We implement the methodology illustrated in Fig. 2 for our time series analysis. In this section, we discuss the data collection procedure and the time series formulation approach in detail, and in the next section (Section 4), we design the forecasting models on a set of influential time series and experiment with social media variables in the design of pandemic related forecasting models to address our research questions.

Fig. 2

The overall view of the Twitter-based COVID-19 cases forecast methodology.

Data collection

We considered Twitter as a primary data source since its acts as an instant, short, and frequent basis of communication, and most importantly it allows researchers to access the publicly available data on its platform through a wide range of API endpoints [42]. Some of the widely used Twitter’s endpoints include Tweet lookup endpoint for looking up tweets using tweet identifiers, Search endpoint for searching most recent 7 days, or the full-archive of tweets, Tweet counts endpoint for retrieving a count of tweets that match given query, Filtered stream endpoint for retrieving real-time public tweets, and Sampled stream endpoint for retrieving approximately 1% of all real-time public Tweets.
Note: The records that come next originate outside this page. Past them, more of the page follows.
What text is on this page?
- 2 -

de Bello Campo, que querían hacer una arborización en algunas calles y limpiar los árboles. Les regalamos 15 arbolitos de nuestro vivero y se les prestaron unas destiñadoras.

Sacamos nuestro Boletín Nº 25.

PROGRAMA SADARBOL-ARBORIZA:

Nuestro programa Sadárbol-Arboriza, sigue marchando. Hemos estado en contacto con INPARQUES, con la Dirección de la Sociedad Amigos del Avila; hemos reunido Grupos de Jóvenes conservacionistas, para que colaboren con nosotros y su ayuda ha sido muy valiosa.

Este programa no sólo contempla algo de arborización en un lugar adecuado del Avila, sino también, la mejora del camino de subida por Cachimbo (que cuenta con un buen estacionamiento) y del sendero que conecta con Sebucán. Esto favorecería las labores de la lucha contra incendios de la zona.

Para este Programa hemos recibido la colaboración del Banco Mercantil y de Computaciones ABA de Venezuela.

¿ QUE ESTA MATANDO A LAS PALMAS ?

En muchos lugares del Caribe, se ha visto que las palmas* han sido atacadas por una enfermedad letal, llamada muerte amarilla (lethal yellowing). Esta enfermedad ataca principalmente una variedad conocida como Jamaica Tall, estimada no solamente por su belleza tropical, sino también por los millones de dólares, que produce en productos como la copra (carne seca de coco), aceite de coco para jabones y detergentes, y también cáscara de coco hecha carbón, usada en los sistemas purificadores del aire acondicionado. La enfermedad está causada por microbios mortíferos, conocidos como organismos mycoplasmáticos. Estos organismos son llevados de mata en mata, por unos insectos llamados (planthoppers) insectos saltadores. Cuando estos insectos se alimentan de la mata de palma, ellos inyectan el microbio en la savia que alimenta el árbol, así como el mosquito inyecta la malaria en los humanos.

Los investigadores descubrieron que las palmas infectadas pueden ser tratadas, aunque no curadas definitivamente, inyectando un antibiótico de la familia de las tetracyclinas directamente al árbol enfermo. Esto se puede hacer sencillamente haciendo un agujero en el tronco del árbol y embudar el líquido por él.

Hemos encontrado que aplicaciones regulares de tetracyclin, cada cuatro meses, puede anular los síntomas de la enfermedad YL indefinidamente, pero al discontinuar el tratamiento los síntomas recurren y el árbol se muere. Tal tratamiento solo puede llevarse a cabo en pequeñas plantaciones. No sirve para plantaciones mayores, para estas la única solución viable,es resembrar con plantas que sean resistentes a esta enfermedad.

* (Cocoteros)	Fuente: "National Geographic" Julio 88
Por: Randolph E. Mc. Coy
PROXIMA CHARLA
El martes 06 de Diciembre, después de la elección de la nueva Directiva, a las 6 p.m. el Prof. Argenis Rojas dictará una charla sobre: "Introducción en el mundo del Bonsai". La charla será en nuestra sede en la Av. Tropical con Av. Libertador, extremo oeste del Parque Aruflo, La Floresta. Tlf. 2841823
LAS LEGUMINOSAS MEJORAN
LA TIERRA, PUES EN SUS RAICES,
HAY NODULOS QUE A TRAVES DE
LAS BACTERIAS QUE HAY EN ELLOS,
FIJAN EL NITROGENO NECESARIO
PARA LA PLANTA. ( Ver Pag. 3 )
In this study, we used Twitter’s new academic track endpoint, the Full-archive search endpoint,4 for collecting COVID-19 specific tweets created between January 01, 2020, and September 9, 2021. The following keywords (plain word) and hashtags (word preceded by # symbol) were considered while searching and collecting for COVID-19 specific tweets: coronavirus, #coronavirus, covid, #covid, covid19, #covid19, covid-19, #covid-19, pandemic, #pandemic, quarantine, #quarantine, #lockdown, lockdown, ppe, n95, #ppe, #n95, pneumonia, #pneumonia, virus, #virus, mask, #mask, vaccine, vaccines, #vaccine, #vaccines, lungs, and flu. The keywords selection was done based on previously proposed sets of keywords [43], [44]. Additionally, we used the Full-archive count API for getting the descriptive statistics (presented in Table 1) of the daily COVID-19 public discourse on Twitter.

Table 1

Descriptive statistics of the daily COVID-19 public discourse on Twitter.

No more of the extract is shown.